🤖 AI Summary
Addressing challenges of insufficient spatiotemporal dependency modeling, lack of safety constraints, and high system complexity in multi-building energy systems, this paper proposes a spatiotemporal graph learning architecture integrating Graph Convolutional Networks (GCNs) and Transformers. Crucially, it introduces Control Barrier Functions (CBFs) into a multi-agent reinforcement learning (MARL) framework for the first time, ensuring mathematically rigorous operational safety guarantees. Evaluated on real-world datasets, the method achieves a 21% reduction in energy cost, an 18% decrease in carbon emissions, a drop in safety violation rate from 35.1% to 5.6%, and a thermal discomfort index of only 0.13. Moreover, it demonstrates strong robustness under extreme weather conditions and heterogeneous building configurations.
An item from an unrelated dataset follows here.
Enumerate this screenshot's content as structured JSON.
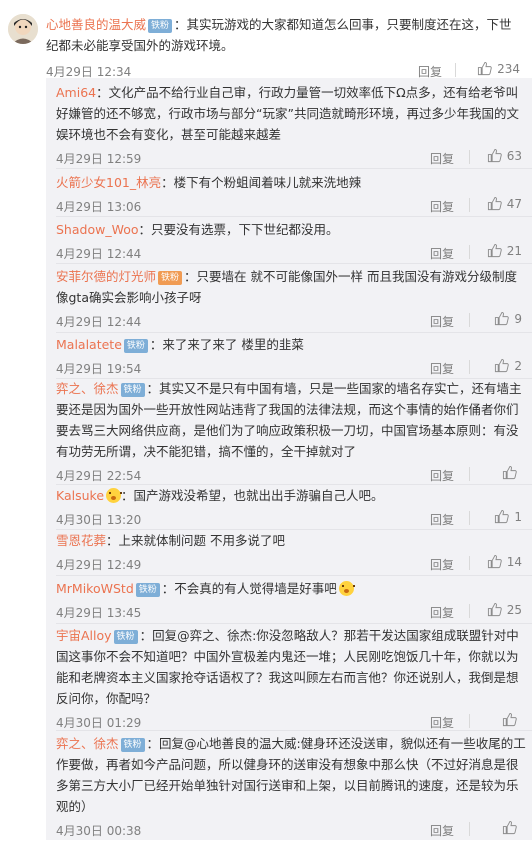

This work establishes a verifiable, scalable paradigm for coordinated energy management that simultaneously ensures low carbon emissions, occupant comfort, and provable safety.
📝 Abstract
Building energy management is essential for achieving carbon reduction goals, improving occupant comfort, and reducing energy costs. Coordinated building energy management faces critical challenges in exploiting spatial-temporal dependencies while ensuring operational safety across multi-building systems. Current multi-building energy systems face three key challenges: insufficient spatial-temporal information exploitation, lack of rigorous safety guarantees, and system complexity. This paper proposes Spatial-Temporal Enhanced Safe Multi-Agent Coordination (STEMS), a novel safety-constrained multi-agent reinforcement learning framework for coordinated building energy management. STEMS integrates two core components: (1) a spatial-temporal graph representation learning framework using a GCN-Transformer fusion architecture to capture inter-building relationships and temporal patterns, and (2) a safety-constrained multi-agent RL algorithm incorporating Control Barrier Functions to provide mathematical safety guarantees. Extensive experiments on real-world building datasets demonstrate STEMS's superior performance over existing methods, showing that STEMS achieves 21% cost reduction, 18% emission reduction, and dramatically reduces safety violations from 35.1% to 5.6% while maintaining optimal comfort with only 0.13 discomfort proportion. The framework also demonstrates strong robustness during extreme weather conditions and maintains effectiveness across different building types.